Leonardo
Boff, no Jornal do Brasil
Tempos atrás publiquei
um artigo com o título Contra as tramoias da direita: sustentar a Dilma
Rousseff. Agora, em tempos de campanha presidencial, vejo como ele
mantém ainda atualidade. Refaço o texto no contexto atual. É notório que a
direita brasileira, especialmente aquela articulação de forças elitistas
que sempre ocuparam o poder de Estado e o trataram como propriedade privada
(patrimonialismo), apoiadas pela mídia privada e familiar, está se aproveitando
da crise que é mundial e não apenas nacional (e temos a vantagem de manter um
mínimo de crescimento e o emprego dos trabalhadores, coisa que não acontece nem
na Europa nem nos EUA) para fazer sangrar a presidenta Dilma e desmoralizar o
PT, e assim criar uma atmosfera que lhes permite voltar ao lugar que por via
democrática perderam.
Celso Furtado num livro
pouco lido A construção interrompida (1993) escreveu com
acerto: ”O tempo histórico se acelera, e a contagem desse tempo se faz
contra nós. Trata-se de saber se temos um futuro como nação que conta na
construção do devenir humano. Ou se prevalecerão as forças que se empenham em
interromper o nosso processo histórico de formação de um Estado-nação”

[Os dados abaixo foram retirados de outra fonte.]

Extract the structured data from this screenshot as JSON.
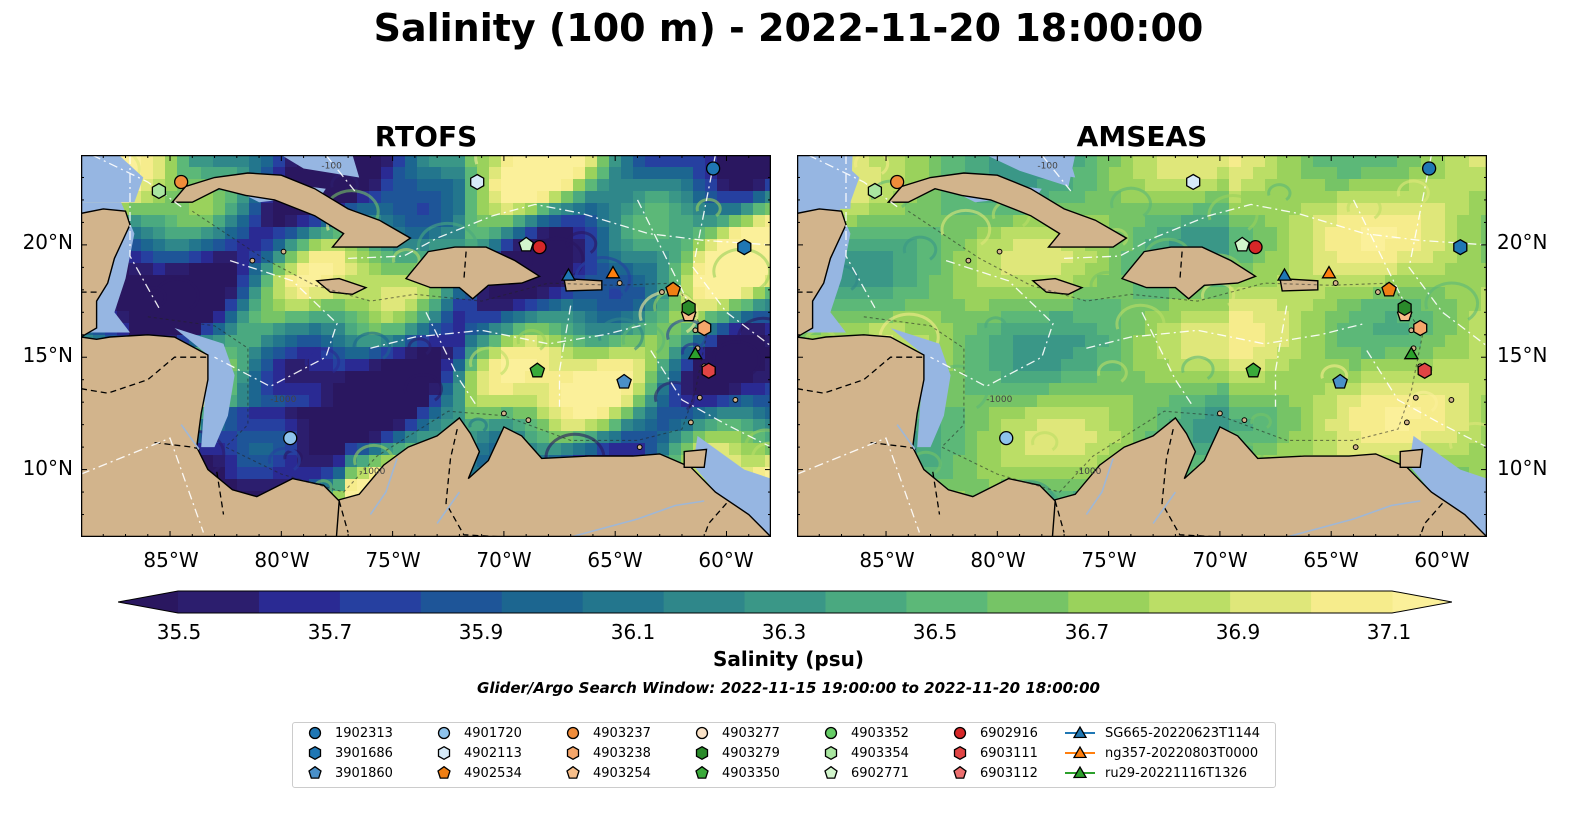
{
  "title": "Salinity (100 m) - 2022-11-20 18:00:00",
  "panels": [
    {
      "title": "RTOFS",
      "model": "rtofs"
    },
    {
      "title": "AMSEAS",
      "model": "amseas"
    }
  ],
  "axes": {
    "lon_ticks": [
      "85°W",
      "80°W",
      "75°W",
      "70°W",
      "65°W",
      "60°W"
    ],
    "lat_ticks": [
      "20°N",
      "15°N",
      "10°N"
    ],
    "lon_range": [
      -89,
      -58
    ],
    "lat_range": [
      7,
      24
    ]
  },
  "colorbar": {
    "label": "Salinity (psu)",
    "min": 35.5,
    "max": 37.1,
    "step": 0.1,
    "tick_labels": [
      "35.5",
      "35.7",
      "35.9",
      "36.1",
      "36.3",
      "36.5",
      "36.7",
      "36.9",
      "37.1"
    ],
    "colors": [
      "#2c1e6e",
      "#2a2a93",
      "#2640a0",
      "#1e5598",
      "#1c6690",
      "#23768d",
      "#2f878a",
      "#3a9787",
      "#4aa980",
      "#5cb878",
      "#76c466",
      "#9ad25c",
      "#bbde66",
      "#dfe77a",
      "#f6ec8c"
    ],
    "extend": "both",
    "under_color": "#2a1760",
    "over_color": "#fbf09a"
  },
  "search_window": "Glider/Argo Search Window: 2022-11-15 19:00:00 to 2022-11-20 18:00:00",
  "contour_labels": [
    "-100",
    "-1000"
  ],
  "legend": [
    {
      "label": "1902313",
      "marker": "circle",
      "color": "#1f77b4"
    },
    {
      "label": "3901686",
      "marker": "hexagon",
      "color": "#1f77b4"
    },
    {
      "label": "3901860",
      "marker": "pentagon",
      "color": "#4a90c8"
    },
    {
      "label": "4901720",
      "marker": "circle",
      "color": "#8ec3ec"
    },
    {
      "label": "4902113",
      "marker": "hexagon",
      "color": "#d6eaf8"
    },
    {
      "label": "4902534",
      "marker": "pentagon",
      "color": "#f07f14"
    },
    {
      "label": "4903237",
      "marker": "circle",
      "color": "#f08c3a"
    },
    {
      "label": "4903238",
      "marker": "hexagon",
      "color": "#f5a66a"
    },
    {
      "label": "4903254",
      "marker": "pentagon",
      "color": "#f7be8a"
    },
    {
      "label": "4903277",
      "marker": "circle",
      "color": "#fbe3c8"
    },
    {
      "label": "4903279",
      "marker": "hexagon",
      "color": "#2a8a2a"
    },
    {
      "label": "4903350",
      "marker": "pentagon",
      "color": "#3aaa3a"
    },
    {
      "label": "4903352",
      "marker": "circle",
      "color": "#66cc66"
    },
    {
      "label": "4903354",
      "marker": "hexagon",
      "color": "#a9e6a0"
    },
    {
      "label": "6902771",
      "marker": "pentagon",
      "color": "#d2f5cc"
    },
    {
      "label": "6902916",
      "marker": "circle",
      "color": "#d62728"
    },
    {
      "label": "6903111",
      "marker": "hexagon",
      "color": "#e04444"
    },
    {
      "label": "6903112",
      "marker": "pentagon",
      "color": "#ec6f6f"
    },
    {
      "label": "SG665-20220623T1144",
      "marker": "triangle-line",
      "color": "#1f77b4"
    },
    {
      "label": "ng357-20220803T0000",
      "marker": "triangle-line",
      "color": "#ff7f0e"
    },
    {
      "label": "ru29-20221116T1326",
      "marker": "triangle-line",
      "color": "#2ca02c"
    }
  ],
  "observations": [
    {
      "id": "1902313",
      "lon": -60.6,
      "lat": 23.4
    },
    {
      "id": "3901686",
      "lon": -59.2,
      "lat": 19.9
    },
    {
      "id": "3901860",
      "lon": -64.6,
      "lat": 13.9
    },
    {
      "id": "4901720",
      "lon": -79.6,
      "lat": 11.4
    },
    {
      "id": "4902113",
      "lon": -71.2,
      "lat": 22.8
    },
    {
      "id": "4902534",
      "lon": -62.4,
      "lat": 18.0
    },
    {
      "id": "4903237",
      "lon": -84.5,
      "lat": 22.8
    },
    {
      "id": "4903238",
      "lon": -61.0,
      "lat": 16.3
    },
    {
      "id": "4903254",
      "lon": -61.7,
      "lat": 16.9
    },
    {
      "id": "4903279",
      "lon": -61.7,
      "lat": 17.2
    },
    {
      "id": "4903350",
      "lon": -68.5,
      "lat": 14.4
    },
    {
      "id": "4903354",
      "lon": -85.5,
      "lat": 22.4
    },
    {
      "id": "6902771",
      "lon": -69.0,
      "lat": 20.0
    },
    {
      "id": "6902916",
      "lon": -68.4,
      "lat": 19.9
    },
    {
      "id": "6903111",
      "lon": -60.8,
      "lat": 14.4
    },
    {
      "id": "SG665-20220623T1144",
      "lon": -67.1,
      "lat": 18.6
    },
    {
      "id": "ng357-20220803T0000",
      "lon": -65.1,
      "lat": 18.7
    },
    {
      "id": "ru29-20221116T1326",
      "lon": -61.4,
      "lat": 15.1
    }
  ]
}
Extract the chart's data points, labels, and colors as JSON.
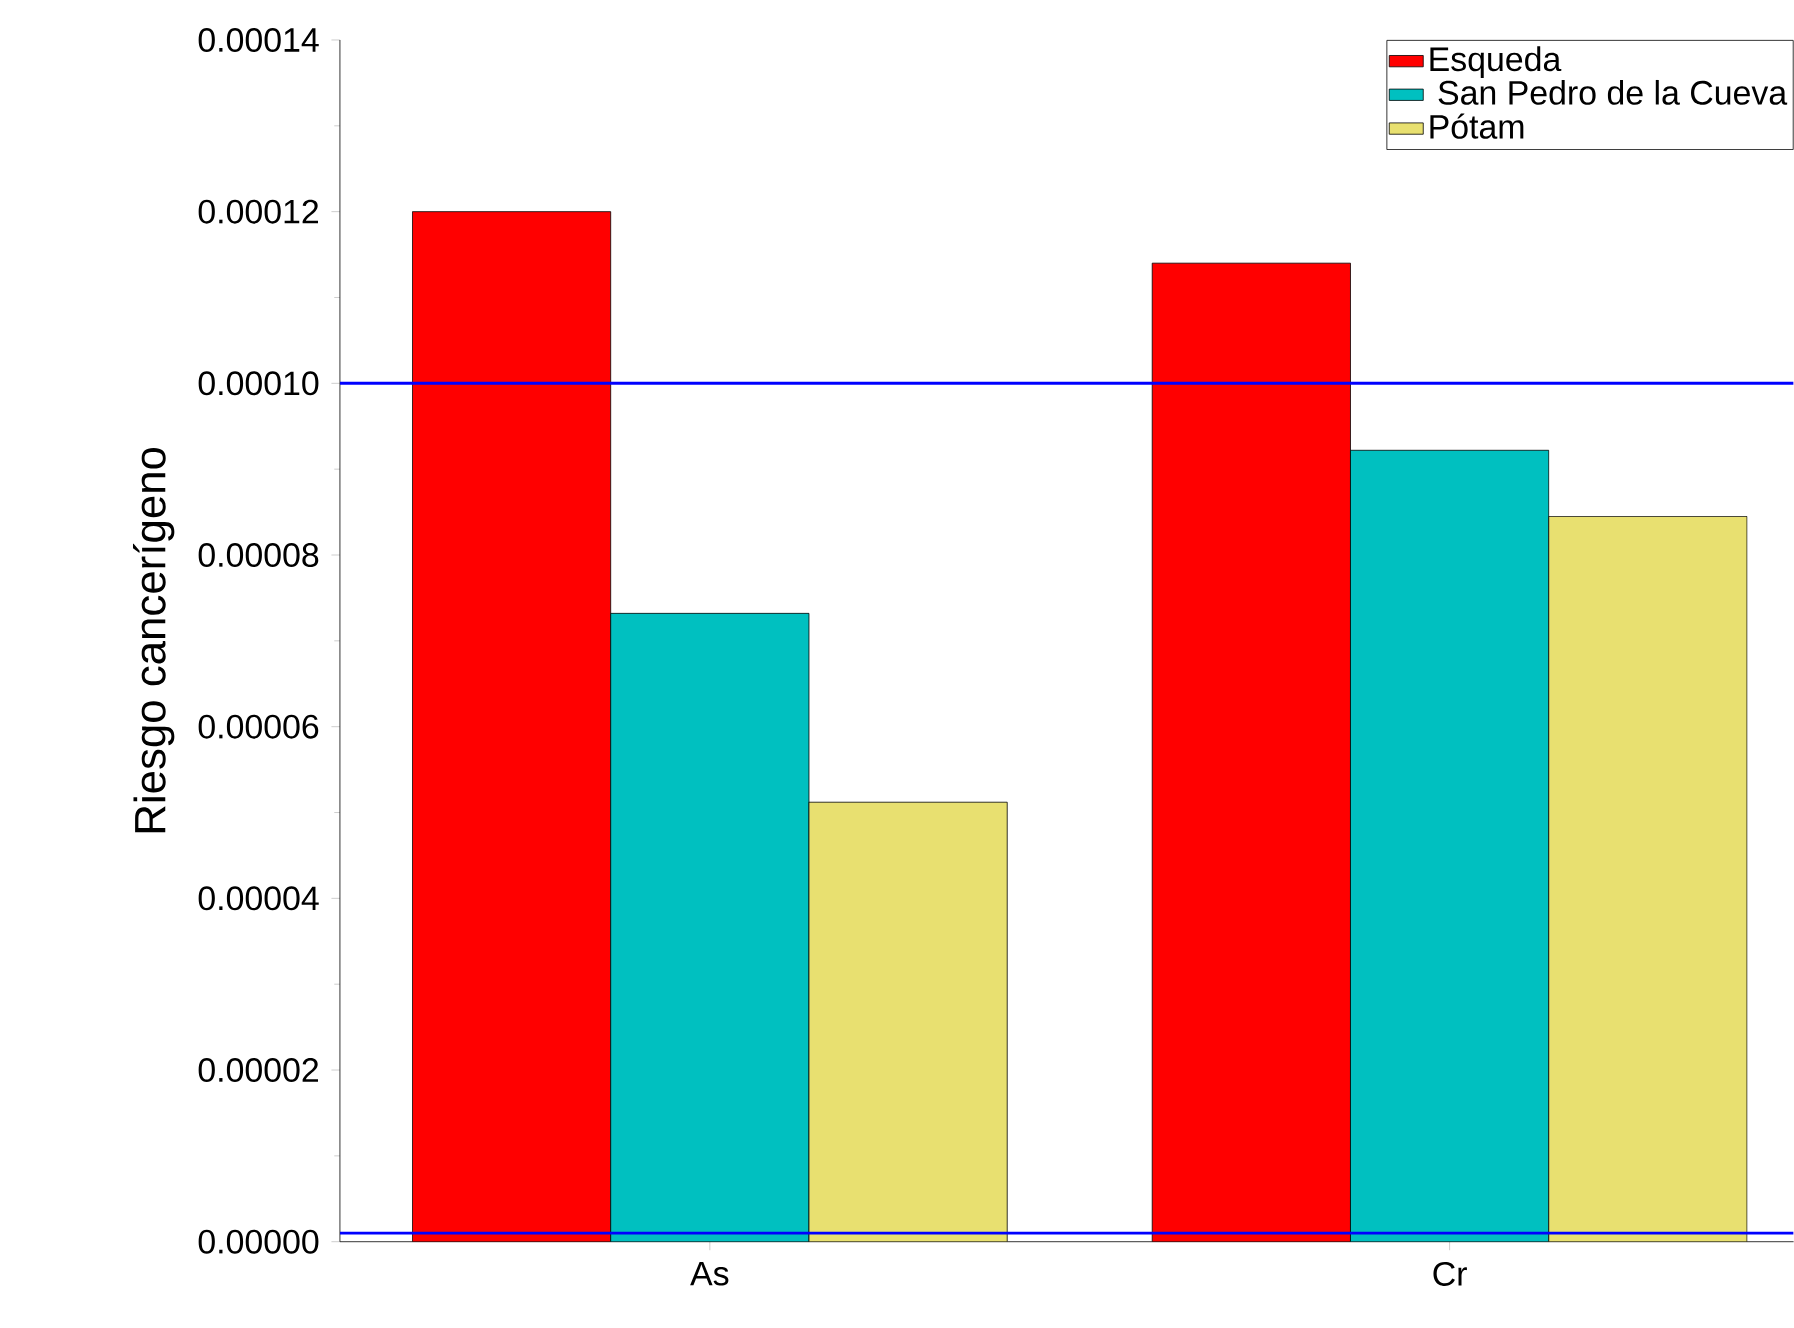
{
  "chart_data": {
    "type": "bar",
    "ylabel": "Riesgo cancerígeno",
    "categories": [
      "As",
      "Cr"
    ],
    "series": [
      {
        "name": "Esqueda",
        "color": "#ff0000",
        "values": [
          0.00012,
          0.000114
        ]
      },
      {
        "name": " San Pedro de la Cueva",
        "color": "#00c0c0",
        "values": [
          7.32e-05,
          9.22e-05
        ]
      },
      {
        "name": "Pótam",
        "color": "#e8e070",
        "values": [
          5.12e-05,
          8.45e-05
        ]
      }
    ],
    "ylim": [
      0,
      0.00014
    ],
    "yticks": [
      {
        "value": 0,
        "label": "0.00000"
      },
      {
        "value": 2e-05,
        "label": "0.00002"
      },
      {
        "value": 4e-05,
        "label": "0.00004"
      },
      {
        "value": 6e-05,
        "label": "0.00006"
      },
      {
        "value": 8e-05,
        "label": "0.00008"
      },
      {
        "value": 0.0001,
        "label": "0.00010"
      },
      {
        "value": 0.00012,
        "label": "0.00012"
      },
      {
        "value": 0.00014,
        "label": "0.00014"
      }
    ],
    "ref_lines": [
      {
        "axis": "y",
        "value": 0.0001,
        "color": "#0000ff"
      },
      {
        "axis": "y",
        "value": 1e-06,
        "color": "#0000ff"
      }
    ],
    "legend": "top right",
    "grid": false
  }
}
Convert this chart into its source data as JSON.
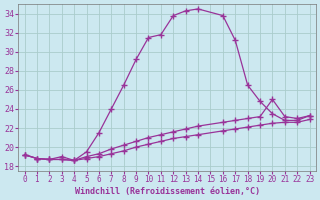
{
  "xlabel": "Windchill (Refroidissement éolien,°C)",
  "bg_color": "#cce8f0",
  "grid_color": "#aacccc",
  "line_color": "#993399",
  "xlim": [
    -0.5,
    23.5
  ],
  "ylim": [
    17.5,
    35.0
  ],
  "yticks": [
    18,
    20,
    22,
    24,
    26,
    28,
    30,
    32,
    34
  ],
  "xticks": [
    0,
    1,
    2,
    3,
    4,
    5,
    6,
    7,
    8,
    9,
    10,
    11,
    12,
    13,
    14,
    15,
    16,
    17,
    18,
    19,
    20,
    21,
    22,
    23
  ],
  "line1_x": [
    0,
    1,
    2,
    3,
    4,
    5,
    6,
    7,
    8,
    9,
    10,
    11,
    12,
    13,
    14,
    16,
    17,
    18,
    19,
    20,
    21,
    22,
    23
  ],
  "line1_y": [
    19.2,
    18.8,
    18.7,
    19.0,
    18.6,
    19.5,
    21.5,
    24.0,
    26.5,
    29.2,
    31.5,
    31.8,
    33.8,
    34.3,
    34.5,
    33.8,
    31.2,
    26.5,
    24.8,
    23.5,
    22.8,
    22.8,
    23.3
  ],
  "line2_x": [
    0,
    1,
    2,
    3,
    4,
    5,
    6,
    7,
    8,
    9,
    10,
    11,
    12,
    13,
    14,
    16,
    17,
    18,
    19,
    20,
    21,
    22,
    23
  ],
  "line2_y": [
    19.2,
    18.8,
    18.7,
    18.7,
    18.6,
    19.0,
    19.3,
    19.8,
    20.2,
    20.6,
    21.0,
    21.3,
    21.6,
    21.9,
    22.2,
    22.6,
    22.8,
    23.0,
    23.2,
    25.0,
    23.2,
    23.0,
    23.3
  ],
  "line3_x": [
    0,
    1,
    2,
    3,
    4,
    5,
    6,
    7,
    8,
    9,
    10,
    11,
    12,
    13,
    14,
    16,
    17,
    18,
    19,
    20,
    21,
    22,
    23
  ],
  "line3_y": [
    19.2,
    18.8,
    18.7,
    18.7,
    18.6,
    18.8,
    19.0,
    19.3,
    19.6,
    20.0,
    20.3,
    20.6,
    20.9,
    21.1,
    21.3,
    21.7,
    21.9,
    22.1,
    22.3,
    22.5,
    22.6,
    22.6,
    22.9
  ]
}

(Paz e Terra, Rio, 1993, 35).
Aqui reside a verdadeira
questão: queremos prolongar a dependência daquelas forças nacionais e mundiais
que sempre nos mantiverem alinhados e sócios menores de seu projeto,
ou queremos completar a invenção do Brasil como nação soberana que tem muito
que contribuir para a atual crise ecológico social do mundo.
Se por um lado não
podemos nos privar de algumas críticas ao governo do PT, mas críticas
construtivas, por outro, seria faltar à verdade se não reconhecêssemos os
avanços significativos sob os governos do Partido dos Trabalhadores. A inclusão
social realizada e as políticas sociais benéficas para aqueles
milhões que sempre estiveram à margem possuem uma magnitude histórica cujo
significado ainda não acabamos de avaliar, especialmente se nos confrontarmos
com as fases históricas anteriores, hegemonizadas pelas elites tradicionais que
sempre detiveram o poder de Estado.
Surgiu um estranho ódio
contra o PT em muitos âmbitos da sociedade: suspeito que esse ódio é
porque as políticas públicas permitiram aos pobres usarem o avião e visitarem
seus parentes no Nordeste, que conseguiram comprar seu carrinho e comprar num
shopping moderno. O lugar deles não é no avião mas permanecer lá na periferia,
pois esse é seu lugar. Mas eles foram integrados na sociedade e em seus
benefícios.
Devemos aproveitar
as oportunidades que os países centrais em profunda crise nos propiciam:
reafirmar nossa autonomia e garantindo nosso futuro autônomo mas relacionado
com a totalidade do mundo ou desperdiçá-las, e viveremos atrelados ao destino
sempre decidido por eles que nos querem condenar a sermos apenas os
fornecedores dos produtos in natura que lhes falta e assim
voltam a nos recolonizar.
Não podemos aceitar esta
estranha divisão internacional do trabalho. Temos que retomar o sonho de alguns
de nossos melhores analistas do quilate de Darcy Ribeiro e de Celso
Furtado entre outros que propuseram uma reinvenção ou refundação do Brasil sobre
bases nossas, gestadas pelo nosso ensaio civilizatório tão enaltecido
mundialmente.
Este é o desafio lançado
aos candidatos à mais alta instância de poder no país. Não vejo figura melhor
para seguir nesta reconstrução a partir de baixo, com uma democracia
participativa, com os seus conselhos e movimentos populares opinando e
ajudando a formular caminhos que nos levem para frente e para o alto do que a
atual presidenta Dilma.
A situação é urgente,
pois, como advertia pesaroso Celso Furtado: “Tudo aponta para a inviabilização
do país como projeto nacional” (op.cit. 35). Nós não queremos aceitar como
fatal esta severa advertência. Não devemos reconhecer as derrotas sem
antes dar as batalhas como nos ensinava Dom Quixote em sua gaia
sabedoria.
Essa batalha será
decidida dia 5 de outubro. Que os bons espíritos guiem os rumos de nosso país.